I did it!
I downloaded all my data and deleted my Facebook profile.
Facebook gives you 30 days to change your mind, so I actually still have until July 8th to stop the deletion.
But I don’t think I’m gonna.
Haven’t Missed It
It’s been nearly a month, and I have yet to feel like I miss Facebook. True, I can conceivably think of a situation or two where I might wish I had it.
As I said before, the Buy Nothing™ groups on Facebook are great. I’ve been able to give away a number of items, and also procure some really good things, thanks to my local group.
I was just thinking to myself, “Man, I wonder how I can access the Buy Nothing community without being on Facebook?”
It turns out, they’re launching their own app! It’s in beta right now, but it’s launched in a few cities (mostly Stateside), and you can sign up to get on the waitlist. I’ve signed up and I’m looking forward to it being available!
Alternatives to Facebook
I’m still using Instagram, though more and more I’m finding the mindless scrolling less fulfilling. The family members and friends I initially followed on there have either quit or are posting less, so what shows up in my feed is not as interesting to me anymore.
On a local level, there’s Nextdoor. Nextdoor is a social networking site based on neighborhoods and communities. It’s a lot like Facebook in that you can post photos, videos, links, text, etc, but what you post is visible not just to “friends” but also to your neighbors.
You don’t choose your neighbors, so it’s not like Facebook where you approve friends. You can make your privacy settings more or less strict (only neighbors, neighbors and surrounding neighborhoods, or everyone on Nextdoor).
It’s got to be said that you get a lot of strange people on Nextdoor. It seems that many folks join just to whine and complain about their neighbors. Most people, though, are friendly and share useful tidbits. It’s similar to Facebook in that you’ll see lots of ads, but at least these are usually for useful local services and businesses.
In the past, I’ve used Meetup.com, but it seems to me that it’s not very popular in the States. That’s probably because Facebook is so prevalent and because Meetup charges group administrators a yearly fee. I haven’t been on there in nearly two years.

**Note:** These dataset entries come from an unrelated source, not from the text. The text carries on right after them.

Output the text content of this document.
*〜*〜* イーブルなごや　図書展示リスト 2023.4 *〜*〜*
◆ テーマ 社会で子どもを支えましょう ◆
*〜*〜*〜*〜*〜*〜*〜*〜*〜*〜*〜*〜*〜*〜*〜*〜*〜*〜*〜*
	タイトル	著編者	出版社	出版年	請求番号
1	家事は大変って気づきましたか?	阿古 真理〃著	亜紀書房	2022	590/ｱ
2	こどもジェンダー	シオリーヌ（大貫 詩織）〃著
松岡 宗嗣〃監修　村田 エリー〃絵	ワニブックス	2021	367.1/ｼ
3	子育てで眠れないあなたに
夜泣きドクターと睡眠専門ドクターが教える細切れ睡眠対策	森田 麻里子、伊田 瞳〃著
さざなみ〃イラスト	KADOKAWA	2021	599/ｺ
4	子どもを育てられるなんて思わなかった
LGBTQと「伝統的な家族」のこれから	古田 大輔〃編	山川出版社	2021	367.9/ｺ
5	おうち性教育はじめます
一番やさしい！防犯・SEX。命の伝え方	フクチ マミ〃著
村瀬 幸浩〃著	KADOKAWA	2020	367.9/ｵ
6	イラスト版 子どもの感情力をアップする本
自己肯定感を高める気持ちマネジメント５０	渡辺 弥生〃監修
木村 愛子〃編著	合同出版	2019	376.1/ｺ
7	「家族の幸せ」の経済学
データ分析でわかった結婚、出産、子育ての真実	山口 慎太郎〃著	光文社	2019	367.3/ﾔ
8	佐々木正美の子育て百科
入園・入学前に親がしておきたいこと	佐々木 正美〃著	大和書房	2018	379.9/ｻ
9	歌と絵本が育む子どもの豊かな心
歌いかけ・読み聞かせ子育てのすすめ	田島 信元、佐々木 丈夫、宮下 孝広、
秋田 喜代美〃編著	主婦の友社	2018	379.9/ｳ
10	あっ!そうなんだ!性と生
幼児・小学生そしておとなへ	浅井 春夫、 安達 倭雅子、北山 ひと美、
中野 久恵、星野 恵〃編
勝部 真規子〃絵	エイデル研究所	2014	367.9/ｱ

Ravelry is my knitting social networking site. I try to keep my profile and projects updated there, and it’s my go-to for patterns, inspiration, yarn reviews… everything! I LOVE Ravelry!
For all your literary social networking needs, Goodreads.com is the place to be. I’ve had a profile on here for years, but since I’m now in a country where I have easier access to English-language reading materials, I am using it much more than I used to.
I like seeing what people are reading, what they think of their reads, and also following authors that I like. I read my first Louise Erdrich novel recently, and I’m very excited to read more!
That May Seem Like a Lot…
Sure, that’s a lot of social networks to be on at once. And I’m not even up-to-date on TikTok, SnapChat or any of the other cool platforms the kids are using these days.
What I like about the platforms I mentioned above is that they’re very focused. Aside from Meetup (that I really don’t use anymore), they each have a specific area of focus: neighborhood stuff, knitting, books. I like that they each have their theme. Often, they overlap, and it’s wonderful when they do. But it’s also okay to keep interests and hobbies separate. I don’t feel like it’s too much “work” to maintain these profiles because they’re activities I enjoy.
Not Cold Turkey
All that to say that I’m not off social media altogether. And who knows, something may bring me back to Facebook someday. But so far, the cord cut has felt really good, and it hasn’t been as scary or as isolating as I thought.
Are you thinking of giving it a try? I’d love to hear about it!